Dunque, al di là della questione specifica del caso del campione nazionale del latte finito in mani ai francesi, la dialettica fra struttura e congiuntura appare complessa e a tratti sfuggente, non semplice da interpretare. Anche se una cosa è certa. La pressione del contesto generale sulle singole imprese dell'agroalimentare italiano è tale da consentire di pronunciare la parola recessione. Una criticità che, per esempio, si riflette sugli investimenti pubblicitari. «Dall'agosto del 2011 – dice Lorenzo Sassoli de Bianchi, presidente dell'Upa – si è assistito a una frenata degli investimenti pubblicitari, che hanno subito una contrazione dell'11,6 per cento». Una questione non irrilevante, se si pensa che, su un mercato pubblicitario che in Italia vale circa 7 miliardi di euro, il primo comparto è proprio l'agroalimentare.

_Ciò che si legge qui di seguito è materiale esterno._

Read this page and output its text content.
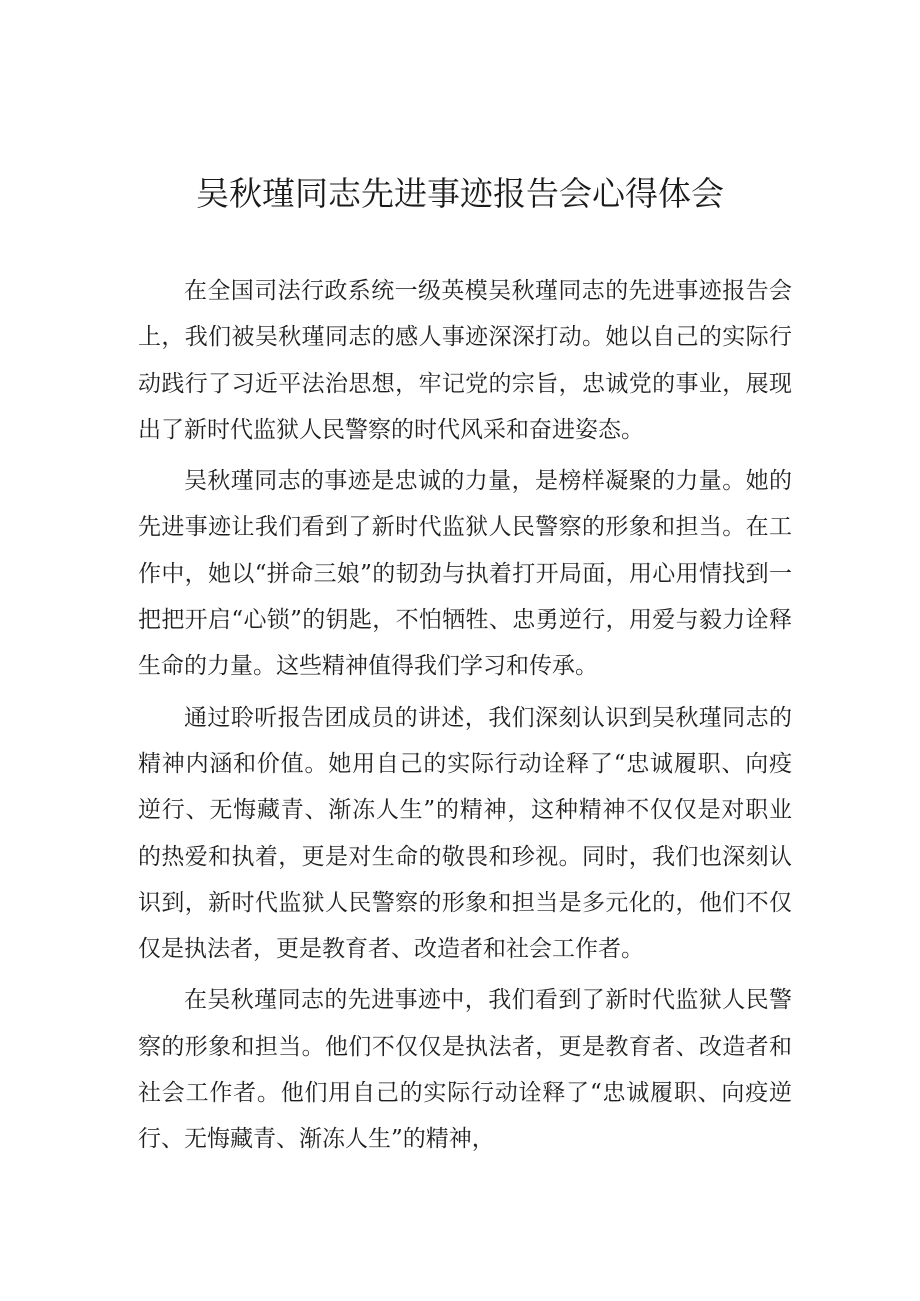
吴秋瑾同志先进事迹报告会心得体会

在全国司法行政系统一级英模吴秋瑾同志的先进事迹报告会上，我们被吴秋瑾同志的感人事迹深深打动。她以自己的实际行动践行了习近平法治思想，牢记党的宗旨，忠诚党的事业，展现出了新时代监狱人民警察的时代风采和奋进姿态。

吴秋瑾同志的事迹是忠诚的力量，是榜样凝聚的力量。她的先进事迹让我们看到了新时代监狱人民警察的形象和担当。在工作中，她以“拼命三娘”的韧劲与执着打开局面，用心用情找到一把把开启“心锁”的钥匙，不怕牺牲、忠勇逆行，用爱与毅力诠释生命的力量。这些精神值得我们学习和传承。

通过聆听报告团成员的讲述，我们深刻认识到吴秋瑾同志的精神内涵和价值。她用自己的实际行动诠释了“忠诚履职、向疫逆行、无悔藏青、渐冻人生”的精神，这种精神不仅仅是对职业的热爱和执着，更是对生命的敬畏和珍视。同时，我们也深刻认识到，新时代监狱人民警察的形象和担当是多元化的，他们不仅仅是执法者，更是教育者、改造者和社会工作者。

在吴秋瑾同志的先进事迹中，我们看到了新时代监狱人民警察的形象和担当。他们不仅仅是执法者，更是教育者、改造者和社会工作者。他们用自己的实际行动诠释了“忠诚履职、向疫逆行、无悔藏青、渐冻人生”的精神，
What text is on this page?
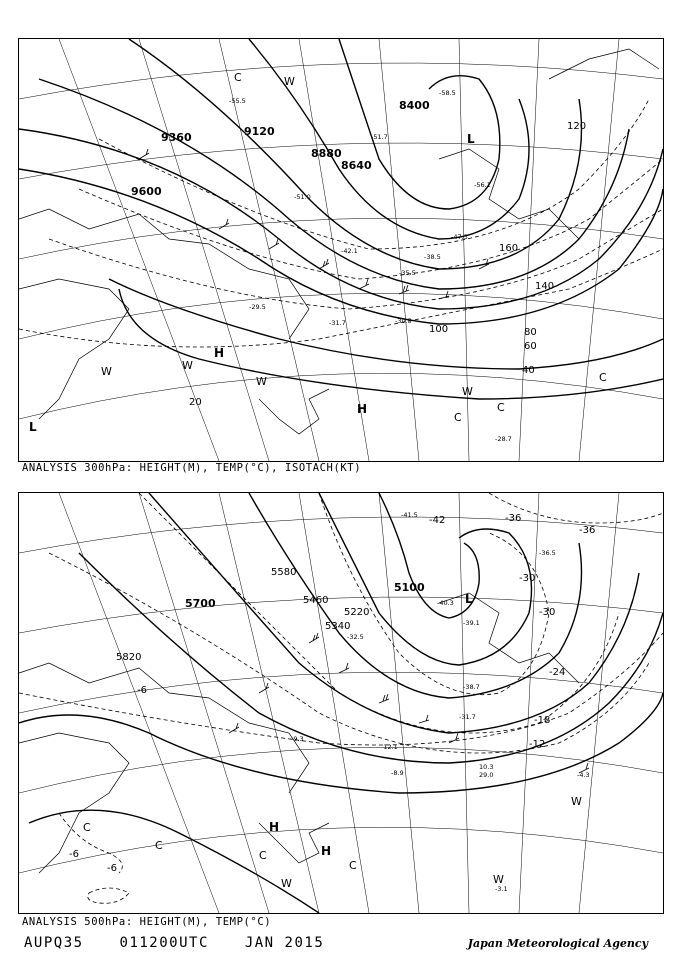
9360	9120
9600
8880
8640
8400
20
40
60
80
100
120
140
160
L
L
H
H
C
C
C
C
W
W	W
W
W
-55.5
-51.0
-47.3
-42.1
-38.5
-35.5
-31.7	-30.3
-29.5
-28.7
-51.7
-58.5
-56.1
ANALYSIS 300hPa: HEIGHT(M), TEMP(°C), ISOTACH(KT)
5580
5700
5820
5460
5340
5220
5100
-42	-36
-36
-30
-30
-24
-18
-12
-6
-6
-6
H
H
L
C
C
C
C
W	W
W
-41.5
-40.3
-39.1
-38.7
-36.5
-32.5
-31.7
-12.1
-9.3
-8.9	-4.3
-3.1
10.3
29.0
ANALYSIS 500hPa: HEIGHT(M), TEMP(°C)
AUPQ35	011200UTC	JAN 2015	Japan Meteorological Agency
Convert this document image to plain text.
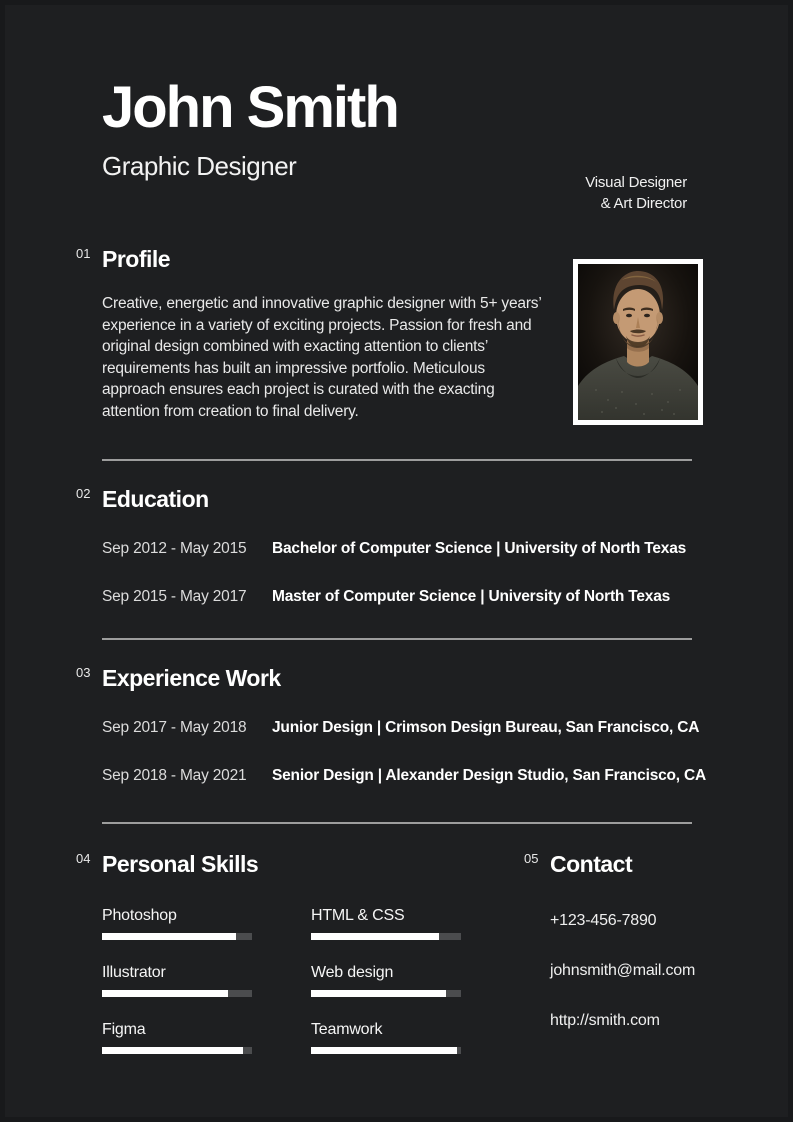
John Smith
Graphic Designer
Visual Designer
& Art Director
01 Profile

Creative, energetic and innovative graphic designer with 5+ years’ experience in a variety of exciting projects. Passion for fresh and original design combined with exacting attention to clients’ requirements has built an impressive portfolio. Meticulous approach ensures each project is curated with the exacting attention from creation to final delivery.

02 Education
Sep 2012 - May 2015	Bachelor of Computer Science | University of North Texas
Sep 2015 - May 2017	Master of Computer Science | University of North Texas
03 Experience Work
Sep 2017 - May 2018	Junior Design | Crimson Design Bureau, San Francisco, CA
Sep 2018 - May 2021	Senior Design | Alexander Design Studio, San Francisco, CA
04 Personal Skills
Photoshop	HTML & CSS
Illustrator	Web design
Figma	Teamwork
05 Contact
+123-456-7890
johnsmith@mail.com
http://smith.com
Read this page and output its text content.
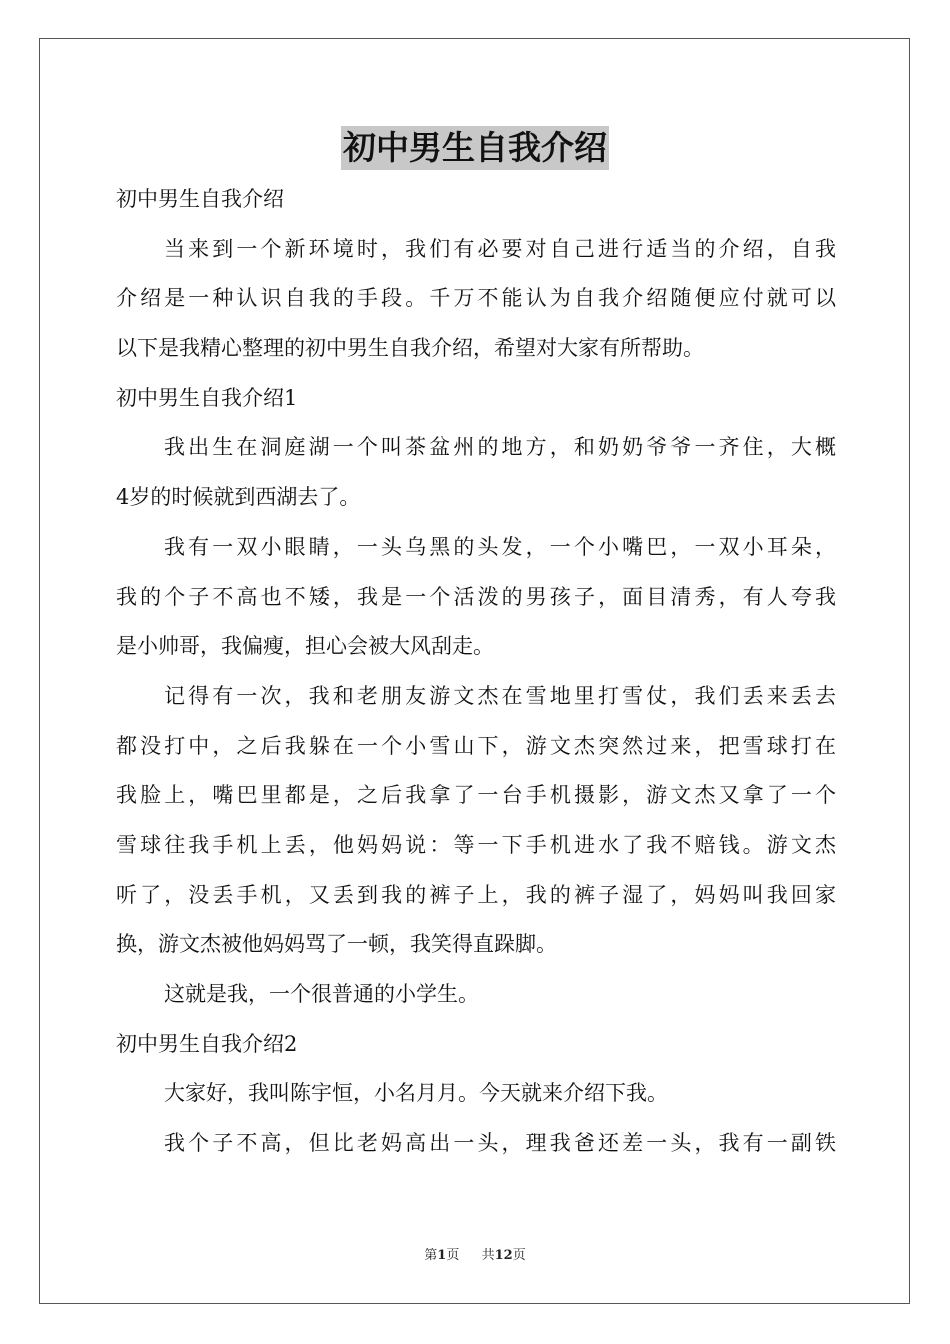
初中男生自我介绍
初中男生自我介绍
当来到一个新环境时，我们有必要对自己进行适当的介绍，自我
介绍是一种认识自我的手段。千万不能认为自我介绍随便应付就可以
以下是我精心整理的初中男生自我介绍，希望对大家有所帮助。
初中男生自我介绍1
我出生在洞庭湖一个叫茶盆州的地方，和奶奶爷爷一齐住，大概
4岁的时候就到西湖去了。
我有一双小眼睛，一头乌黑的头发，一个小嘴巴，一双小耳朵，
我的个子不高也不矮，我是一个活泼的男孩子，面目清秀，有人夸我
是小帅哥，我偏瘦，担心会被大风刮走。
记得有一次，我和老朋友游文杰在雪地里打雪仗，我们丢来丢去
都没打中，之后我躲在一个小雪山下，游文杰突然过来，把雪球打在
我脸上，嘴巴里都是，之后我拿了一台手机摄影，游文杰又拿了一个
雪球往我手机上丢，他妈妈说：等一下手机进水了我不赔钱。游文杰
听了，没丢手机，又丢到我的裤子上，我的裤子湿了，妈妈叫我回家
换，游文杰被他妈妈骂了一顿，我笑得直跺脚。
这就是我，一个很普通的小学生。
初中男生自我介绍2
大家好，我叫陈宇恒，小名月月。今天就来介绍下我。
我个子不高，但比老妈高出一头，理我爸还差一头，我有一副铁
第1页 共12页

Sassoli de Bianchi non è soltanto presidente delle imprese che investono nella pubblicità. È anche presidente della Valsoia, società quotata che, secondo una analisi di Global Strategy compiuta fra le aziende con un fatturato inferiore a 250 milioni, va annoverata fra le eccellenze dell'agroalimentare italiano. «La crisi dura da tre anni – spiega Sassoli de Bianchi – e ora ha una ricaduta diretta sulla pubblicità. C'è qualcosa di profondo, in quanto sta emergendo: da un lato si assiste a una riorganizzazione del tessuto produttivo, dall'altro si evidenziano i limiti della nostra cultura imprenditoriale. In particolare, sulla internazionalizzazione».

Secondo un classico paradosso italiano, gli ottimi risultati dati dall'export vanno letti secondo una doppia chiave: capacità di vendere i propri prodotti sfruttando la logica delle nicchie, ma anche difficoltà di compiere campagne di acquisizione e di espansione produttiva sui mercati lontani. «Si tratta di un nodo insieme congiunturale e strategico – osserva Pantini – perché l'export è uno strumento essenziale per sostenere la competizione, ma allo stesso tempo sono poche le imprese dell'agroalimentare che riescono a impiantarsi direttamente, con propri siti produttivi, nei mercati di sbocco». Questo succede per una duplice ragione: la dimensione delle aziende italiane non consente di completare l'internazionalizzazione e la cultura organizzativo-manageriale italiana, spesso informale e poco attenta ai processi, è un modello difficile da esportare. Ancora una volta, l'agroalimentare riproduce su scala parziale quanto capita all'intero capitalismo manifatturiero italiano, in grado di intercettare la domanda internazionale con l'export ma non sempre capace di cogliere le potenzialità della globalizzazione sotto il profilo della produzione.